Cervello delle donne più giovane di quello maschile

Alberta Mascherpa
A cura di Alberta Mascherpa
Pubblicato il 02/04/2019 Aggiornato il 02/04/2019

Il cervello delle donne, a parità di età, dimostra tre anni in meno di quello maschile. Ecco perché

Cervello delle donne più giovane di quello maschile

Dire che le donne sono sempre più giovani non è una questione di galanteria ma una solida realtà. In termini biologici, infatti, il cervello delle donne è più giovane di quello maschile.
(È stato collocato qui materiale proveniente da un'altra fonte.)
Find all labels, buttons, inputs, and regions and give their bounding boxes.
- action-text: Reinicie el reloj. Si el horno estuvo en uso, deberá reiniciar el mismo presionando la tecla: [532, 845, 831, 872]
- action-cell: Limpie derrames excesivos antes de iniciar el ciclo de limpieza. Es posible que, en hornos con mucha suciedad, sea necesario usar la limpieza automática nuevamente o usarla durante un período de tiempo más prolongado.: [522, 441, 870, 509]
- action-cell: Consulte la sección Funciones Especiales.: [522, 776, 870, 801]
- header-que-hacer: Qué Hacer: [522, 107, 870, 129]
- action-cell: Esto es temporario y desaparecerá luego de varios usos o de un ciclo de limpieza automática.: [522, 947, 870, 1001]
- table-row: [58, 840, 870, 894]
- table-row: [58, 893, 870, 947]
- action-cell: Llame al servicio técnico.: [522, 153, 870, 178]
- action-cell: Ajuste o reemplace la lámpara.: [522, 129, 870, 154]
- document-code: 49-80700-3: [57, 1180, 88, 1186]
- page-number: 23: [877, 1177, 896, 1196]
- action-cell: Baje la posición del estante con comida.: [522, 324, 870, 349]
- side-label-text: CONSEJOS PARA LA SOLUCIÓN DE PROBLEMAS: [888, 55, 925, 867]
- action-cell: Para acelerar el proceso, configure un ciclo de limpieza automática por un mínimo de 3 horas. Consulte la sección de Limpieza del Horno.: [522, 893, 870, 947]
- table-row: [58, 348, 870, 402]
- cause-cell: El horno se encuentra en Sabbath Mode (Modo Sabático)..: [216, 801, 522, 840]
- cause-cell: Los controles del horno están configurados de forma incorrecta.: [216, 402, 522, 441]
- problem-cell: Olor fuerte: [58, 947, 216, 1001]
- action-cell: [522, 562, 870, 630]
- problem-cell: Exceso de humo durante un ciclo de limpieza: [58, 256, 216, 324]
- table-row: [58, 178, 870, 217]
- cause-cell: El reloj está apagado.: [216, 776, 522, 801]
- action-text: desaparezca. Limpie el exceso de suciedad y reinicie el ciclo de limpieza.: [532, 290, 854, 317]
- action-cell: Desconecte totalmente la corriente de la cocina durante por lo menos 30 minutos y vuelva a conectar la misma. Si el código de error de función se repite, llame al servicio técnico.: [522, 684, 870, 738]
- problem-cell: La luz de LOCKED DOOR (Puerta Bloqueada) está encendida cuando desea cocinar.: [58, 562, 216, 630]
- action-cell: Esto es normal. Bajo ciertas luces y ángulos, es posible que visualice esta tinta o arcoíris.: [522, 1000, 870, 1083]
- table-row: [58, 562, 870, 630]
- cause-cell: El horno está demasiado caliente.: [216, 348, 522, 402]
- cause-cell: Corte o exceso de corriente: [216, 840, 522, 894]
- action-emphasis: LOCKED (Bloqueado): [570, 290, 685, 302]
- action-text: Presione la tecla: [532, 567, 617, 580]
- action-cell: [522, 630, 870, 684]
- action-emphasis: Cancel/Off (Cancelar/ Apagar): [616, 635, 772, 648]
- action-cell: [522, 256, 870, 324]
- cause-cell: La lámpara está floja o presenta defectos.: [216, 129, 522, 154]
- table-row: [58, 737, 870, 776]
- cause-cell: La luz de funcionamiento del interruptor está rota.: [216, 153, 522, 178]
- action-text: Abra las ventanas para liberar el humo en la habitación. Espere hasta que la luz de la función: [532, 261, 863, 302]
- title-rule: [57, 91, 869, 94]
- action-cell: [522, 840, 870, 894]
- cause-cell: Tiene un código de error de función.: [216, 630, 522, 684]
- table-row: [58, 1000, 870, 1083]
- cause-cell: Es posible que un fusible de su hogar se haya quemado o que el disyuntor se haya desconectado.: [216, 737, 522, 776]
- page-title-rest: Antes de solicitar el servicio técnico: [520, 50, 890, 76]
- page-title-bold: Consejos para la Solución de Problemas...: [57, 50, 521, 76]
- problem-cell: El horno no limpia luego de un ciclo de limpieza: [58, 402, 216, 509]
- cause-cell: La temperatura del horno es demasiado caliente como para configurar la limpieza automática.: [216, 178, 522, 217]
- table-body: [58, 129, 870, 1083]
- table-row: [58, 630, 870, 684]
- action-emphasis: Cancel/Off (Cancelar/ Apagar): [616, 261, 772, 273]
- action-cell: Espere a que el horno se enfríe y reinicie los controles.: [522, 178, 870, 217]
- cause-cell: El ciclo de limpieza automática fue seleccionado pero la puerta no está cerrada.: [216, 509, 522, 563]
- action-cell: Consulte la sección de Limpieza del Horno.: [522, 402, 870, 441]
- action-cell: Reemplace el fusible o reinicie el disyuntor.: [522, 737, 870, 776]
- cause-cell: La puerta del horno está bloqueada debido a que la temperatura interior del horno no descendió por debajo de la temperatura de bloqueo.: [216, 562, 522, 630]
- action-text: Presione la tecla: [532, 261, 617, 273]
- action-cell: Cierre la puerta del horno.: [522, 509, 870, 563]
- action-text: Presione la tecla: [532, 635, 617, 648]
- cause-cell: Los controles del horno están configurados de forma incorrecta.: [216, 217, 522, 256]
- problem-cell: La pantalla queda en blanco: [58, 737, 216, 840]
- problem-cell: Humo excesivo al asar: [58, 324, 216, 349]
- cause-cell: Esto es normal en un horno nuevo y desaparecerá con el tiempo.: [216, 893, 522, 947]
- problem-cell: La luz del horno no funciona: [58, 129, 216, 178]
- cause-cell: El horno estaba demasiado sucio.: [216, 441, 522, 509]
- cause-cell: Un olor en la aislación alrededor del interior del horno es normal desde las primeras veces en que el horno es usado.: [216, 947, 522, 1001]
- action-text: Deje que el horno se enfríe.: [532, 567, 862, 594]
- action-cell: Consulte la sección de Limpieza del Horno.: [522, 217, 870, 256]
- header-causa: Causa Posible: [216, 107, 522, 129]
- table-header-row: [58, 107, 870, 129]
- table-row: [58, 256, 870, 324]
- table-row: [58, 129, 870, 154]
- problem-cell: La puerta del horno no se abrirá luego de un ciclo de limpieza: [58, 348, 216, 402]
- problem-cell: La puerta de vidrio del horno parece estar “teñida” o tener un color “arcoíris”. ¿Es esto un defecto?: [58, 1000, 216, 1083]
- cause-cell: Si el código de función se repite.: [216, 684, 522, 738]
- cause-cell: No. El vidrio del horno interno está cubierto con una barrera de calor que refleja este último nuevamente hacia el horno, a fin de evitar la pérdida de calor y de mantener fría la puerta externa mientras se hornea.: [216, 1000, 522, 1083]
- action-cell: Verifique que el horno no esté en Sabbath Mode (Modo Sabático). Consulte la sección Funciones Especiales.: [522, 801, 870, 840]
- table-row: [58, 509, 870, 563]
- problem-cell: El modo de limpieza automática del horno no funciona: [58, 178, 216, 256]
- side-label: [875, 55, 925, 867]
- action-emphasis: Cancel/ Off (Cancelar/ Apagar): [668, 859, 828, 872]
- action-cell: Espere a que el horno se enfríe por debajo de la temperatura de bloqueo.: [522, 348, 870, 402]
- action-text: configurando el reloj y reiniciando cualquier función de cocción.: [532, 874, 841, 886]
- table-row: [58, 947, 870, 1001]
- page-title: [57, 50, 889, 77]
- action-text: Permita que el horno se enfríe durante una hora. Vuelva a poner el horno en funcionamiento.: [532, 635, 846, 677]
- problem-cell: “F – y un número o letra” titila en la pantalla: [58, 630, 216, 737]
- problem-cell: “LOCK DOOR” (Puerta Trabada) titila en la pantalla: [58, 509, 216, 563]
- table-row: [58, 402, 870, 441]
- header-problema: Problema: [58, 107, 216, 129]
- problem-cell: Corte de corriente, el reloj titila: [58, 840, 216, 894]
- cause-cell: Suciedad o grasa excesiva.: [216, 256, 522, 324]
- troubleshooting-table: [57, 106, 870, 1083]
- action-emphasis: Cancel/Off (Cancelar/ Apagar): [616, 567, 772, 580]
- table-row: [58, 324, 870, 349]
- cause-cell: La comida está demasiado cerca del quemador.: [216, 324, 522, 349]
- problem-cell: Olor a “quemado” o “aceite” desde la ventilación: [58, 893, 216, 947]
E quanto stabilito da uno studio pubblicato sulla rivista medica Proceedings of the National Accademy of Science, da cui risulta che dal punto di vista metabolico ha tre anni in meno rispetto a quello di uomini di pari età. I risultati dello studio potrebbero spiegare in parte perché le donne in là con gli anni siano spesso più in forma nei compiti cognitivi di memoria, ragionamento e risoluzione di problemi rispetto ai coetanei maschi. In altre parole i meccanismi del cervello delle donne potrebbe dar conto di alcune differenze.

Il metabolismo del glucosio

Tutto parte dal fatto che il cervello consuma zuccheri, ma il modo in cui lo fa cambia con la crescita. Bambini e adolescenti impiegano parte di queste riserve energetiche in un processo chiamato glicolisi aerobica che supporta lo sviluppo e la maturazione cerebrale. La percentuale del glucosio investito in questo compito cala progressivamente con il passare degli anni. Se questa parabola era nota, pochissimo si sapeva sulle differenze nel metabolismo degli zuccheri tra uomo e donna.

Lo studio americano

Così gli scienziati della Scuola di Medicina dell’Università di Washington a St. Louis hanno usato la tomografia a emissione di positroni (PET) per misurare il flusso di sangue e glucosio nel cervello di 205 volontari, 121 donne e 84 uomini, tra i 20 e gli 82 anni di età. Per ciascuno è stata valutata la percentuale di zuccheri impegnata nella glicolisi aerobica in varie aree cerebrali. Questi dati, insieme a quelli relativi all’età anagrafica dei partecipanti maschi, sono stati inseriti in uno speciale software per cercare una relazione tra i due fattori. Quando al programma è stato chiesto di calcolare l’età delle volontarie a partire dal loro metabolismo cerebrale, il software ha dato come risultato un’età, in media, di 3,8 anni inferiore rispetto alla reale età anagrafica. I ricercatori hanno allora provato il procedimento opposto. Hanno istruito il programma con i dati su metabolismo cerebrale ed età delle donne, per calcolare l’età dei maschi a partire dagli esiti delle PET. I risultati hanno confermato la validità del modello di calcolo: i cervelli dei volontari maschi apparivano in media 2,4 anni più vecchi rispetto alla loro età.

 

 

 

Da sapere!

Studi precedenti avevano già dimostrato che se il cervello tende a restringersi con l’avanzare dell’età, quello maschile perde volume più velocemente del cervello delle donne. Ma se inizialmente le cause erano state ricondotte a differenze ormonali e alle differenti modalità di risposta delle varie aree cerebrali alle sollecitazioni ormonali, ora si è compreso il fondamentale ruolo del metabolismo del glucosio nello stabilire l’età reale del cervello.

 

Gli Specialisti rispondono
Le domande della settimana
Quarto cesareo: quali rischi?
09/09/2019 Gli Specialisti Rispondono

Affrontare un cesareo, dopo averne effettuati altre tre, espone la donna a numerose eventualità spiacevoli che è bene considerare prima di decidere per una nuova gravidanza.  »

Bimba che sta attraversando i “terribili due anni”
03/09/2019 Gli Specialisti Rispondono

A due anni il bambino può diventare terribile. E' una fase della crescita sana e naturale che si può affrontare senza soccombere. Basta sapere come è meglio fare.   »

Vaccinazione DTP: è da fare in gravidanza?
02/09/2019 Gli Specialisti Rispondono

Oggi viene considerato opportuno sottoporre le donne incinte al richiamo vaccinale contro difterite, tetano e pertosse affinché il nascituro possa contare su anticorpi sufficienti a proteggerlo, nei primi mesi di vita, dalle tre malattie.   »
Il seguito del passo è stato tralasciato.